Mais c’est une autre histoire. Car entre temps, il a monté un grand orchestre pour le Music Hall de Billy Rose qui ouvre le 21 juin 1934 à la place de l’ancien Hammerstein Theater sur Broadway à hauteur de la 53ème Rue. « J’avais des idées arrêtées sur la façon dont sonnerait mon orchestre. Premièrement, je ne m’intéresserais qu’au jazz. Je voulais un son nerveux, de petite formation, et je voulais que chacun de mes gars soient des solistes. L’orchestre devrait avoir un tempo entrainant, une section de cuivres qui est une qualité rythmique et une section de saxes qui combinerait le moelleux et l’énergie. » Les débuts sont incertains, Benny Goodman manque d’expérience comme chef, l’orchestre est jugé trop bruyant et trop imprécis pour les danseurs, mais la critique commence à s’enthousiasmer, l’orchestre progresse et le public va suivre au-delà du contrat avec Billy Rose qui ne survivra pas à l’automne. Le 16 août, Benny Goodman and his Music Hall Orchestra sont en studio chez Columbia.

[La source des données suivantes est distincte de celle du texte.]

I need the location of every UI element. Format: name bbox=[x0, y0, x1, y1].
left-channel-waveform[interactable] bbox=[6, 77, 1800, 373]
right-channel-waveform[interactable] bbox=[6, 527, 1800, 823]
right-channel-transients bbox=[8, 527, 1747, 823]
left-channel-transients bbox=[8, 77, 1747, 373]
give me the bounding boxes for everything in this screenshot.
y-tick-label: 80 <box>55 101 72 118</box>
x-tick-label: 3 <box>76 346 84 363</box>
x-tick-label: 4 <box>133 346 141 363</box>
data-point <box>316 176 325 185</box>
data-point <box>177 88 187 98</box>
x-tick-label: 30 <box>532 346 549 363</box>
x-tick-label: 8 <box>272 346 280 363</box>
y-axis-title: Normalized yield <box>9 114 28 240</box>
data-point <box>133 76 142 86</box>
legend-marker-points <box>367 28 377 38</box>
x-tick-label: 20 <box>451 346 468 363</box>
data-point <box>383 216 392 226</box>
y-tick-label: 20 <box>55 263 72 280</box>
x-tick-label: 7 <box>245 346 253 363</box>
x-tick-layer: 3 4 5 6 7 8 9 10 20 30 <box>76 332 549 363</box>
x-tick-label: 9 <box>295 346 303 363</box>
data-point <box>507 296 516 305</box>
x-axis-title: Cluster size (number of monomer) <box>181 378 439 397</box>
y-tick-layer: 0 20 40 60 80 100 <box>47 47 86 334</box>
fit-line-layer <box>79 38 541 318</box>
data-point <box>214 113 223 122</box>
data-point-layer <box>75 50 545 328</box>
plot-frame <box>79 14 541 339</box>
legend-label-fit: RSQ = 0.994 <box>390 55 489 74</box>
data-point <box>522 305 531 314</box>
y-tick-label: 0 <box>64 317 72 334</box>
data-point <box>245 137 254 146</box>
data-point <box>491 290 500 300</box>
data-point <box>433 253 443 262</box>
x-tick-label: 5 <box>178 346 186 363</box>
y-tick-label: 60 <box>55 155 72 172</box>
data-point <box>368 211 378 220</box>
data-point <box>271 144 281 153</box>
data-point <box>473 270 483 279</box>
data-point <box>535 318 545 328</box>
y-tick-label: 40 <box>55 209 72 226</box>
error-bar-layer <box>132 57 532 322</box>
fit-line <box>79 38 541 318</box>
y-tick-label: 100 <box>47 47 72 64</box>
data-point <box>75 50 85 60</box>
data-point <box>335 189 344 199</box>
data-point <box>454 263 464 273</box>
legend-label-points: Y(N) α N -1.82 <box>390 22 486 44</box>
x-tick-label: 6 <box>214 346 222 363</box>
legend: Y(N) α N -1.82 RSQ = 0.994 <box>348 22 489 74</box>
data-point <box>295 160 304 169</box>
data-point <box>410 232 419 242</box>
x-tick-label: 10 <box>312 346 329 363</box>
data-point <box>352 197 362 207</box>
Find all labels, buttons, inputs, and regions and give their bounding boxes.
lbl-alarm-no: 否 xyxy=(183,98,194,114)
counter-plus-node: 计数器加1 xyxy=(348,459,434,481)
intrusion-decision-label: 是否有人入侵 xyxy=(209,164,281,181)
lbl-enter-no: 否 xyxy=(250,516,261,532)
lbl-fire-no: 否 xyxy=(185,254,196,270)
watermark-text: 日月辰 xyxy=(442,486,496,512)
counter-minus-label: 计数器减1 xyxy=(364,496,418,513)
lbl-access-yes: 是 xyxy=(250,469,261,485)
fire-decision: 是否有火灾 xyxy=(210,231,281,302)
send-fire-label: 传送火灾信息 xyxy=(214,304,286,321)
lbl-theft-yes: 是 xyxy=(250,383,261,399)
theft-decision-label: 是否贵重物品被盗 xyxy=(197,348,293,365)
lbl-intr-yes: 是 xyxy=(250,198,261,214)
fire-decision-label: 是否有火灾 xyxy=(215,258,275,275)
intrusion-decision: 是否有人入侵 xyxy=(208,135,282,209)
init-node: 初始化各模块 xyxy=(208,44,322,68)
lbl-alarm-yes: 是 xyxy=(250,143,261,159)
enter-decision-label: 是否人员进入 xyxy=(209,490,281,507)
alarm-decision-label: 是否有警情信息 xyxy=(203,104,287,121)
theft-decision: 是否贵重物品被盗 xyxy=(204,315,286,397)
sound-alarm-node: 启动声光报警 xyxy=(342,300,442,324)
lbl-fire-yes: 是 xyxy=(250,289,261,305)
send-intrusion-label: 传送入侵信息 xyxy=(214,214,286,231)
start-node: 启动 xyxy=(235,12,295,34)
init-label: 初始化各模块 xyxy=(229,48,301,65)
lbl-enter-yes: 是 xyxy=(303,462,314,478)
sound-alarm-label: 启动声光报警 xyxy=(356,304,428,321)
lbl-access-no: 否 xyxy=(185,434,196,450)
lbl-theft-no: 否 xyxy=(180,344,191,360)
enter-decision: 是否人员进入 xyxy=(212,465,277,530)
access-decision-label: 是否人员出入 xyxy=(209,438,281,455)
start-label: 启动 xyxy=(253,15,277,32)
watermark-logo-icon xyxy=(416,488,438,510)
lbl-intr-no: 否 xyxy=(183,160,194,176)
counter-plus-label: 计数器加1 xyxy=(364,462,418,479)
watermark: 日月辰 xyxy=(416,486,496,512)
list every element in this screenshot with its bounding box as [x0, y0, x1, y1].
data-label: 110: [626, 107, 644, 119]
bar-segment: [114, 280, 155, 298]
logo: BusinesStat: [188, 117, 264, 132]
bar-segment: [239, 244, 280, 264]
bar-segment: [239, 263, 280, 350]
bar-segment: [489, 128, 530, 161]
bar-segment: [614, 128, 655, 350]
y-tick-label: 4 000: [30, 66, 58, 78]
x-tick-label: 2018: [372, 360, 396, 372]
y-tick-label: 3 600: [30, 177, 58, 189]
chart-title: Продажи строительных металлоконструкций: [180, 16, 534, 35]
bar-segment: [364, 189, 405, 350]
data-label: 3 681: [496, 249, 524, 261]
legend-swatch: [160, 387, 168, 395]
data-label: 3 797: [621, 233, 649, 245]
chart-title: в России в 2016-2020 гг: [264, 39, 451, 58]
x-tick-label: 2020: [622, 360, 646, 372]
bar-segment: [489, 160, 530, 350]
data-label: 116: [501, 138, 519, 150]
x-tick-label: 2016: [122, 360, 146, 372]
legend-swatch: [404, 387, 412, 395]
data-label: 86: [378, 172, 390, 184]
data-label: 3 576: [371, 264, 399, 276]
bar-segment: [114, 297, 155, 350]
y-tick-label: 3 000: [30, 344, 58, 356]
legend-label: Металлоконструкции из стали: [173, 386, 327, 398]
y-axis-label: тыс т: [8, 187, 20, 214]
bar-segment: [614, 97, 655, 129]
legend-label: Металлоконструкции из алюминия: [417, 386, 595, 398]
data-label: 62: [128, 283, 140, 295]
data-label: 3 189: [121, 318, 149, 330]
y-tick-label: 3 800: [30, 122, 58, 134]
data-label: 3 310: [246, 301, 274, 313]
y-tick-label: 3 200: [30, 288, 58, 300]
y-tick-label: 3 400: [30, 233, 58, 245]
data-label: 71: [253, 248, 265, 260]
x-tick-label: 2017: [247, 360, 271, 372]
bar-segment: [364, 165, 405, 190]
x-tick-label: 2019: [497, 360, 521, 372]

Benny Goodman and his Music Hall Orchestra : Bugle Call Rag (New York, séance Columbia du 16 août 1934.« In Chronology, 1934-1935 » Complete Jazz Series)

Russ Case, Jerry Neary, Sam Shapiro (trompette), Red Ballard, Jack Lacey (trombone), Benny Goodman (clarinette), Ben Kantor, Hymie Schertzer (sax alto), Arthur Rollini (sax ténor), Claude Thornhill (piano), George Van Eps (guitare), Hank Wayland (contrebasse), Sam Weiss (batterie), Dean Kincaide (arrangement).

Dansons !

Le 17 octobre 1934, alors que l’orchestre joue son dernier soir au Billy’s Music Hall, Joseph Bonine, producteur radio, vient l’écouter. Ce dernier est en charge d’un nouveau programme de divertissement pour la NBC (National Broadcasting Company) destiné à promouvoir le nouveau Ritz cracker de la National Biscuit Company. Benny Goodman s’y trouve bientôt engagé pour compléter un live show en forme de bal virtuel baptisé Let’s Dance. Diffusé en direct coast to coast (sur tout le territoire américain d’une côte à l’autre), il sera animé tous les samedis soirs par trois orchestres : sweet music (variété douce dirigée par Kel Murray), musique latine (avec Xavier Cugat) et, pour finir, hot music avec Benny Goodman. Le show est donné en public au nouveau grand studio 8H que la NBC vient d’équiper au Rockefeller Center, capable d’accueillir 1000 spectateurs. L’objectif de la radiodiffusion est de permettre aux auditeurs de danser chez eux le samedi soir devant leur radio sans avoir à sortir de chez eux.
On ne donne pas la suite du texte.